# Cabomba starts air-roots



## igor.kanshyn (Jan 14, 2010)

Hi guys,

I've added *cabomba* into my tank and after few days it started growth *air-roots* from stems. 
Look at the picture here:









Does this mean that the normal roots are bad and my plant can't use them?
I read about cabombas that were rotting from the bottom.

Should I cut these stems and plant them separately?

Thanks, Igor


----------



## Mr Fishies (Sep 21, 2007)

*Adventitious roots*

Not necessarily something you need to worry about.
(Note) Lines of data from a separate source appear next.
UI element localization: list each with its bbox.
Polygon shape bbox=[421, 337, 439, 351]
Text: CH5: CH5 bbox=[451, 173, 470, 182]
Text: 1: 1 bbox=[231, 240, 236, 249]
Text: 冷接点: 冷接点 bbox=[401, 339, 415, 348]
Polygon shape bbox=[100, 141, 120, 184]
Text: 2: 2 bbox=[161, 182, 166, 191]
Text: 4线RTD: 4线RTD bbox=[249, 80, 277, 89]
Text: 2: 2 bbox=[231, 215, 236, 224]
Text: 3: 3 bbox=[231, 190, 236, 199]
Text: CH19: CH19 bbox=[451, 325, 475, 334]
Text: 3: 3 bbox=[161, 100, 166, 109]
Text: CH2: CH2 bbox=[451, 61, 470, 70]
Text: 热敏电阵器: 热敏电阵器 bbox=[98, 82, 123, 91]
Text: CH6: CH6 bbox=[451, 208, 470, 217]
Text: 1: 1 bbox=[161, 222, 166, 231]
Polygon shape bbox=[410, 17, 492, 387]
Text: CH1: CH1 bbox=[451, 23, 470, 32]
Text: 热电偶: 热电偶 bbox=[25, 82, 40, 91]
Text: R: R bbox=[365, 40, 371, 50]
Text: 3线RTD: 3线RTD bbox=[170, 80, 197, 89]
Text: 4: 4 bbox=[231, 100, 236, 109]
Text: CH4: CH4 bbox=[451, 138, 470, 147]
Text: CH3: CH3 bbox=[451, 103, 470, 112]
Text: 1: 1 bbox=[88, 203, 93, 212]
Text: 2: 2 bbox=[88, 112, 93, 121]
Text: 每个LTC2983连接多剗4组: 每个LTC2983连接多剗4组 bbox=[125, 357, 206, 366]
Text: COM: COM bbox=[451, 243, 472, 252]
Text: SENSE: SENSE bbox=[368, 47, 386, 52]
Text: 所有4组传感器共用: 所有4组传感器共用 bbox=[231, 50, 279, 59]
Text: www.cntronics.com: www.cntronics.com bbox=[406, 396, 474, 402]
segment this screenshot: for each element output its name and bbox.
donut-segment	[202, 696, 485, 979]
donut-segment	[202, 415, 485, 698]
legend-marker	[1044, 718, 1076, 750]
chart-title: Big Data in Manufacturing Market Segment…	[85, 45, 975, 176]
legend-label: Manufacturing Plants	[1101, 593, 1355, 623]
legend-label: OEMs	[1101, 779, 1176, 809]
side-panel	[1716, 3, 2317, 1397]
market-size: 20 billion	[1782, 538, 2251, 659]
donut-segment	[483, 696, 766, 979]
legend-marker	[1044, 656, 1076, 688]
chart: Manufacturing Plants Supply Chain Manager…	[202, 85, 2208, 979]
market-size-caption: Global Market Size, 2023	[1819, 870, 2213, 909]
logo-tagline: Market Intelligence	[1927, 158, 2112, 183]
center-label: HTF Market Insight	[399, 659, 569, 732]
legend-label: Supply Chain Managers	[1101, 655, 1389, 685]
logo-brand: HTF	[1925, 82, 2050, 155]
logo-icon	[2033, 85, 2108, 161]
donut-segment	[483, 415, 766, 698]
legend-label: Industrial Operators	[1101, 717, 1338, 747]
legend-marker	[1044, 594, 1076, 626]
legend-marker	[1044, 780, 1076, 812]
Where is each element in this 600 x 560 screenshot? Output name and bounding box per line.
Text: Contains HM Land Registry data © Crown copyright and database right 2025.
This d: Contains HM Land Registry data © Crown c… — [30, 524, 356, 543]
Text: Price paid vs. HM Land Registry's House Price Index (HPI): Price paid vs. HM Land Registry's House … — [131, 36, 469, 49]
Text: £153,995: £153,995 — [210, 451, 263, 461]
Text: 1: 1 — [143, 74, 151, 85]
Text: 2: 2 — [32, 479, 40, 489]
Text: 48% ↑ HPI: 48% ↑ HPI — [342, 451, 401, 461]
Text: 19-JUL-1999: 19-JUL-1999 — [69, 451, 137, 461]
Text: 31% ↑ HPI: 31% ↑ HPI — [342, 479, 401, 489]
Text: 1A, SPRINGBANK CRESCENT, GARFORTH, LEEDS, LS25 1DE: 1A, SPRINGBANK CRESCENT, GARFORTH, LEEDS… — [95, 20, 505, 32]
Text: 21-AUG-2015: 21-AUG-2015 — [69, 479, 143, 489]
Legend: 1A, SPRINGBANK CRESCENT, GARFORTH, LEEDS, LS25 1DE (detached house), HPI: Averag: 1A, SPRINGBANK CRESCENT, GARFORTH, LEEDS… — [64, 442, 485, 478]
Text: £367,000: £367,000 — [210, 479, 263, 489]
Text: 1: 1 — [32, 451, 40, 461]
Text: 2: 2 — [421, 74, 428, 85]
Pretty certain, "in the wild", these roots would eventually lead to the plant growing horizontally sending up runners to the surface and spreading across the area they're growing in.

In an aquarium, they don't look great so some people will trim them off, top and replant...but they'll be back.


----------



## igor.kanshyn (Jan 14, 2010)

I see, so these plants make air-roots all the time.
I haven't seen this on pictures with them 

Thanks for the answer.
Also I think how I can make a bush-like plant. My plant from a store has one root-system and five stems growing from it. 
How can I make a new plant growing this way?


----------



## DaFishMan (Dec 19, 2006)

Many stem plants have accessory roots to pull more nutrients from the water. No worries !

To make stem plants more bushy and spread out, do straight across haircuts with sharp scissors, replant the tops.


----------



## igor.kanshyn (Jan 14, 2010)

Thank you!


----------